Le curé de Libourne a été mis en examen jeudi pour détention d’image pédopornographique et placé sous le statut intermédiaire de témoin assisté pour viol sur mineur, a-t-on appris vendredi auprès du parquet et de l’archevêché, qui a pris des « mesures conservatoires ».
Benoit Roze, âgé de 40 ans, a été placé en garde à vue jeudi, avant d’être présenté à un juge d’instruction. Il a été mis en examen pour « acquisition et détention d’image d’un mineur présentant un caractère pornographique ».
Selon une source proche de l’enquête, le mis en cause fréquentait des sites de rencontres homosexuelles où il disait à ses interlocuteurs rechercher des images pédopornographiques. En garde à vue, il a seulement reconnu avoir été le destinataire d’une image.
Ce prêtre, en contact régulier avec de jeunes fidèles, a aussi eu des « échanges extrêmement préoccupants » sur ces sites, en évoquant des faits de viol commis sur mineur, mais il a assuré devant les enquêteurs qu’il s’agissait de « fantasmes », ce que l’enquête devra établir.
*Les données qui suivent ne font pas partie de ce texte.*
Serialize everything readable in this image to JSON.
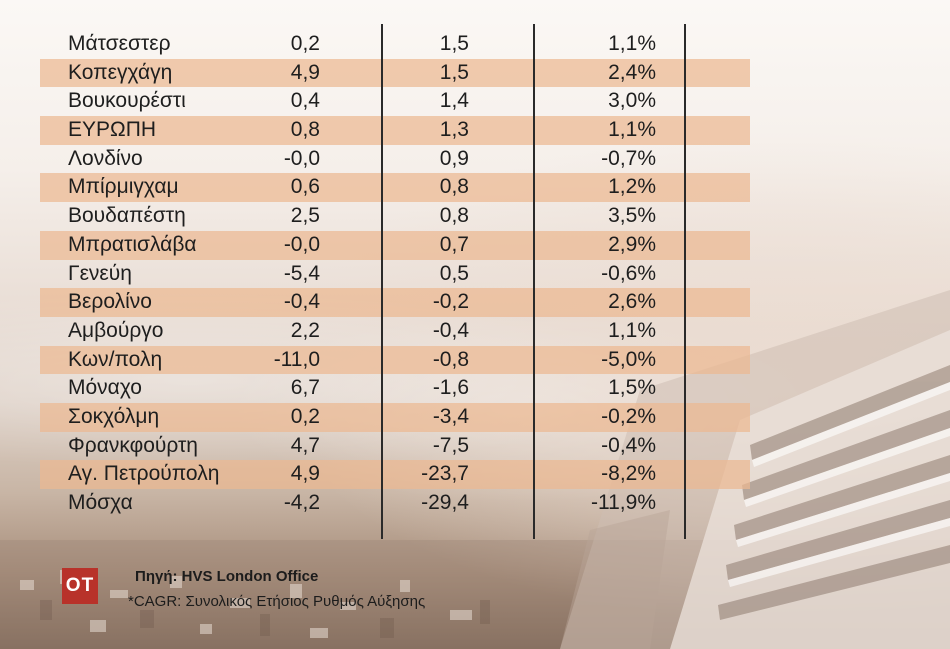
{
  "chart_data": {
    "type": "table",
    "rows": [
      {
        "city": "Μάτσεστερ",
        "v1": "0,2",
        "v2": "1,5",
        "v3": "1,1%"
      },
      {
        "city": "Κοπεγχάγη",
        "v1": "4,9",
        "v2": "1,5",
        "v3": "2,4%"
      },
      {
        "city": "Βουκουρέστι",
        "v1": "0,4",
        "v2": "1,4",
        "v3": "3,0%"
      },
      {
        "city": "ΕΥΡΩΠΗ",
        "v1": "0,8",
        "v2": "1,3",
        "v3": "1,1%"
      },
      {
        "city": "Λονδίνο",
        "v1": "-0,0",
        "v2": "0,9",
        "v3": "-0,7%"
      },
      {
        "city": "Μπίρμιγχαμ",
        "v1": "0,6",
        "v2": "0,8",
        "v3": "1,2%"
      },
      {
        "city": "Βουδαπέστη",
        "v1": "2,5",
        "v2": "0,8",
        "v3": "3,5%"
      },
      {
        "city": "Μπρατισλάβα",
        "v1": "-0,0",
        "v2": "0,7",
        "v3": "2,9%"
      },
      {
        "city": "Γενεύη",
        "v1": "-5,4",
        "v2": "0,5",
        "v3": "-0,6%"
      },
      {
        "city": "Βερολίνο",
        "v1": "-0,4",
        "v2": "-0,2",
        "v3": "2,6%"
      },
      {
        "city": "Αμβούργο",
        "v1": "2,2",
        "v2": "-0,4",
        "v3": "1,1%"
      },
      {
        "city": "Κων/πολη",
        "v1": "-11,0",
        "v2": "-0,8",
        "v3": "-5,0%"
      },
      {
        "city": "Μόναχο",
        "v1": "6,7",
        "v2": "-1,6",
        "v3": "1,5%"
      },
      {
        "city": "Σοκχόλμη",
        "v1": "0,2",
        "v2": "-3,4",
        "v3": "-0,2%"
      },
      {
        "city": "Φρανκφούρτη",
        "v1": "4,7",
        "v2": "-7,5",
        "v3": "-0,4%"
      },
      {
        "city": "Αγ. Πετρούπολη",
        "v1": "4,9",
        "v2": "-23,7",
        "v3": "-8,2%"
      },
      {
        "city": "Μόσχα",
        "v1": "-4,2",
        "v2": "-29,4",
        "v3": "-11,9%"
      }
    ]
  },
  "footer": {
    "logo": "OT",
    "source": "Πηγή: HVS London Office",
    "note": "*CAGR: Συνολικός Ετήσιος Ρυθμός Αύξησης"
  },
  "colors": {
    "row_shade": "#ecb892",
    "logo_bg": "#b8322a"
  }
}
« Mi-décembre, un prêtre du diocèse exerçant à Libourne est venu me voir pour me faire part d’un usage répréhensible d’internet », a réagi vendredi dans un communiqué Jean-Paul James, archevêque de Bordeaux, expliquant avoir effectué un signalement au parquet.
« J’ai aussitôt pris les mesures conservatoires à l’encontre de ce prêtre: éloignement de Libourne et interdiction d’être en contact avec des mineurs », a expliqué le prélat. « À ce jour, il n’y a, à ma connaissance, aucune plainte qui n’ait été adressée au diocèse de Bordeaux ou à la justice ».
Placé sous contrôle judiciaire, le prêtre fait l’objet d’une interdiction de paraître à Libourne, d’une obligation de soins, d’une interdiction d’exercer une activité en lien avec des mineurs et d’une interdiction d’accéder aux sites internet concernés, a précisé le parquet, rappelant que le quadragénaire « demeure présumé innocent à ce stade de la procédure ».
Sur son profil Facebook, le maire de Libourne, « salue la lucidité et la responsabilité de l’Archevêque de Bordeaux ». Selon Philippe Buisson, « en signalant immédiatement au parquet de Libourne des faits susceptibles de constituer des infractions à caractère pédo-pornographiques impliquant l’un de ses curés, il rompt clairement avec l’omerta qui a trop longtemps gangréné l’église catholique sur ces sujets ».